The article makes an excellent point: “middle class” is indeed a slippery concept. Taking Brazil as an example, most of the middle class is a bit less “middle” than a North American or European would expect. They typically don’t have all the things a North American would expect them to have (e.g., houses, multiple cars, a *lot* of electronics, vacations in Cancun, college education, etc.). And yet, by my observation, much of the middle class lives a somewhat more genteel life than much of the middle class in the US. And while it is quite true there is extreme poverty here (a Brazilian friend of mine has said “Brazil has everything from the top of the First World to the bottom of the *Fourth* World … “), there is quite a bit of genteel poverty; poverty by American standards, but nonetheless a reasonably high quality of life (e.g., adequate healthy food and water, housing … though basic education and health care seem a bit lacking).

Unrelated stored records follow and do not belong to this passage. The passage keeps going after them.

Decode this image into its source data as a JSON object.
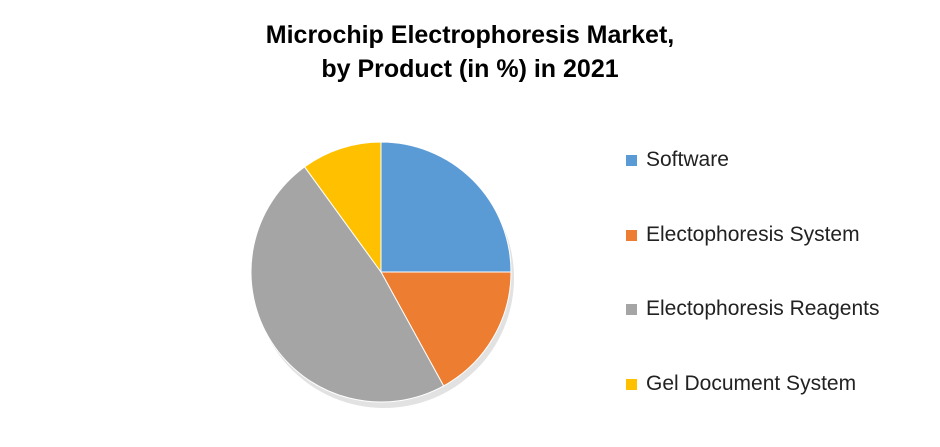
{
  "chart_data": {
    "type": "pie",
    "title_line1": "Microchip Electrophoresis Market,",
    "title_line2": "by Product (in %) in 2021",
    "slices": [
      {
        "label": "Software",
        "value": 25,
        "color": "#5B9BD5"
      },
      {
        "label": "Electophoresis System",
        "value": 17,
        "color": "#ED7D31"
      },
      {
        "label": "Electophoresis Reagents",
        "value": 48,
        "color": "#A5A5A5"
      },
      {
        "label": "Gel Document System",
        "value": 10,
        "color": "#FFC000"
      }
    ],
    "start_angle_deg": 0,
    "direction": "clockwise",
    "legend_position": "right"
  }
}
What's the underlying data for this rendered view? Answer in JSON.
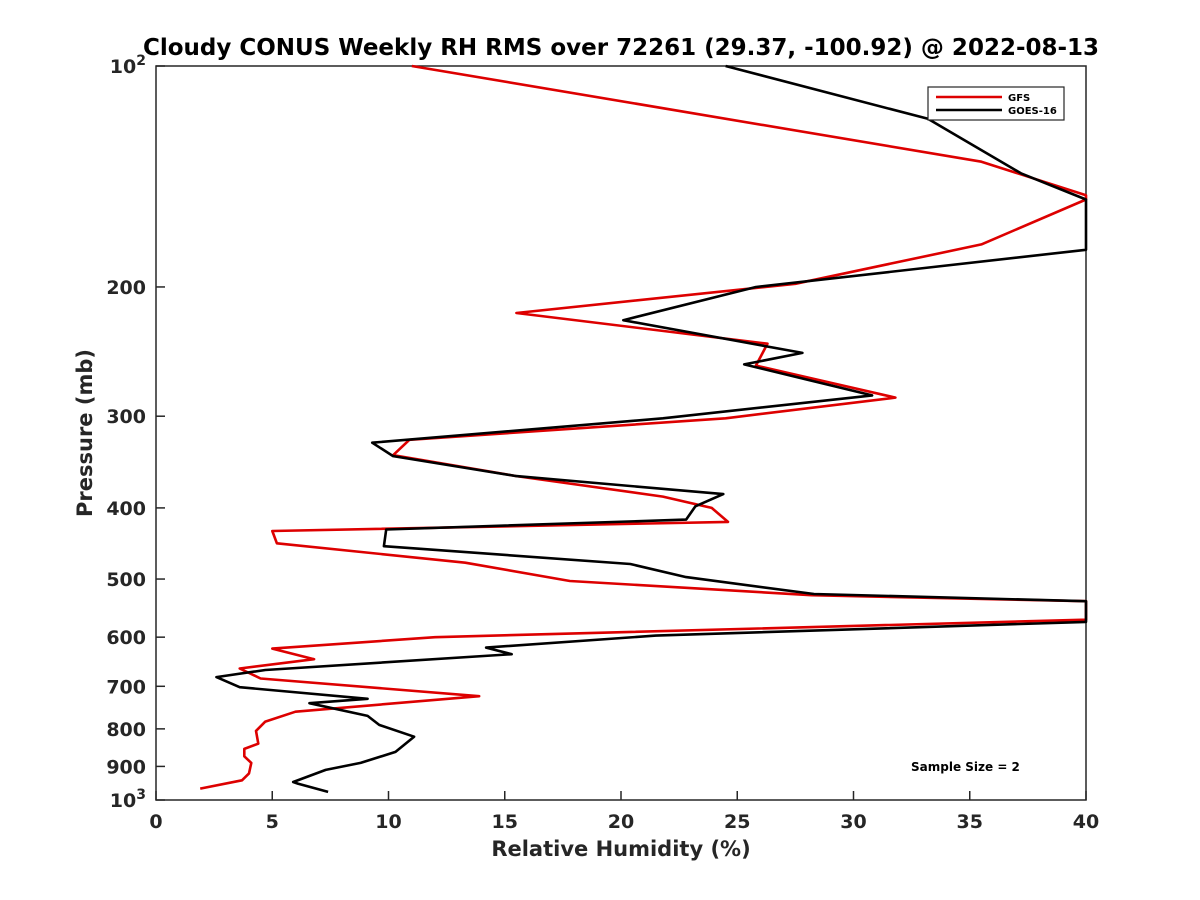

My belief is that countries like Brazil must be very careful that they don’t trade their genteel poverty for “economic growth”, as implicitly defined by North Americans. The trick will be to use their resources to create wealth and alleviate abject poverty; all without trading their “genteel poverty” for the “squalid wealth” of North America. Unfortunately, the US seems very good at exporting consumer credit-fueled economic expansion and monetary inflation to other parts of the world and this has the possibility of making abject poverty in Latin America much more abject, and genteel poverty less than genteel.